Çocukların, özellikle üst solunum yolu enfeksiyonlarına karşı daha hassas olabileceğini vurgulayan uzmanlar, ishal, bulantı ve kusma gibi belirtileri olan hastalıklara da dikkat edilmesi gerektiğini belirtiyor.
Kızamık, kızamıkçık, kabakulak ve su çiçeği gibi bulaşıcı hastalıkların yayılma riski de bu dönemde artış gösterebilir. Kapalı alanlarda virüs ve bakterilerin hızla yayılır, üst solunum yolu enfeksiyonlarının yanı sıra ishal ve kusma vakalarının da artabilir. Sağlıklı çocukların yılda 10-12 kez üst solunum yolu enfeksiyonu geçirmesinin normaldir, önemli olan enfeksiyonların hafif veya ağır geçip geçmediğidir.
Anaokulu ve birinci sınıf çağındaki çocukların hijyen kurallarına dikkat etmesi gerekir. Ailelere ise bu konuda büyük görev düşmekte.
Çocukların ellerini yemeklerden önce, tuvalet sonrası ve ağzına götürme durumlarında en az 20 saniye su ve sabunla yıkamalıdır. Ayrıca, kapalı ortamların düzenli olarak havalandırılması ve çocukların ders aralarında dışarı çıkmaları gerekir.

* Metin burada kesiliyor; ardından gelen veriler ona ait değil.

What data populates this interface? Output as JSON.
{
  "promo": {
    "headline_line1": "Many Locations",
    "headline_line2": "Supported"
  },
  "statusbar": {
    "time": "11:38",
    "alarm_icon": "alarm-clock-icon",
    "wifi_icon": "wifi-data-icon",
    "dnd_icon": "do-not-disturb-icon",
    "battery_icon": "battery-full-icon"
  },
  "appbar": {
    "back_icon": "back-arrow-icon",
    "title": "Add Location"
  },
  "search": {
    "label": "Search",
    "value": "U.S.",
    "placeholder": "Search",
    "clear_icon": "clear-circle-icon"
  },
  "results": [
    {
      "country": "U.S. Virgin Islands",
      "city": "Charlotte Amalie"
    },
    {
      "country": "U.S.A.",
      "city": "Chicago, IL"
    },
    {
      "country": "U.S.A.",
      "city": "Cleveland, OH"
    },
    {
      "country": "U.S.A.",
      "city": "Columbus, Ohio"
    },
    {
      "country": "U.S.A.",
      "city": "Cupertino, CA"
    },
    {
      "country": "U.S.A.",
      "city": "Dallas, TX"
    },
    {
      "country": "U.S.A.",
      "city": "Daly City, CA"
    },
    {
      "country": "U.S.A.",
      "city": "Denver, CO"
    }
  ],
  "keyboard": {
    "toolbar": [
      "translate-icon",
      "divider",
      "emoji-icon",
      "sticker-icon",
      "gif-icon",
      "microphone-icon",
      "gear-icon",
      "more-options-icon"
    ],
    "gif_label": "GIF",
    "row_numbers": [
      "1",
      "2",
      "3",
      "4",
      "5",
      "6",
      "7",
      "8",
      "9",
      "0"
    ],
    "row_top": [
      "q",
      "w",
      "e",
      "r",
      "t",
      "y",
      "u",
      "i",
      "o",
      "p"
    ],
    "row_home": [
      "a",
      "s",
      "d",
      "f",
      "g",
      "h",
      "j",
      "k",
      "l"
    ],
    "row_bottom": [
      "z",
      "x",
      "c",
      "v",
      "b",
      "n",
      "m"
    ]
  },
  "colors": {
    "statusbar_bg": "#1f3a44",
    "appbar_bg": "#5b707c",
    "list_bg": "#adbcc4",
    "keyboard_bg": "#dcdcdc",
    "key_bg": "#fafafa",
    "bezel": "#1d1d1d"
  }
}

Aşıların tamamlanmasının önemilidir. Asağlıklı beslenme ve düzenli uyku, çocuğun bağışıklığını güçlendirir. Özellikle katkı ve koruyucu maddeler içermeyen sağlıklı bir beslenme programı oluşturulması gerekir ve kahvaltının atlanmamalıdır. Çocukların en geç 9-10 gibi yatmaları ve aktif spor yapmaları da bağışıklık sistemlerini güçlendirecektir.
Gereksiz antibiyotik kullanımının vücut direncini düşürdüğünü bilinmelidir. Antibiyotiklerin sadece gerektiğinde ve doktor tavsiyesi ile kullanılıdır.
Burnu tıkalı çocuklar için evde serum fizyolojik ile tedavi yapılabilir. Ateşi 38 dereceyi geçen çocuklarda ateş düşürücüler kullanılması ve sıvı alımının artırılması gerekir. Üç günden uzun süren hastalıklar, yüksek ateş, yoğun balgamlı öksürük, hırıltı veya kulak ağrısı gibi belirtiler durumunda ise mutlaka bir sağlık kuruluşuna başvurulmalıdır.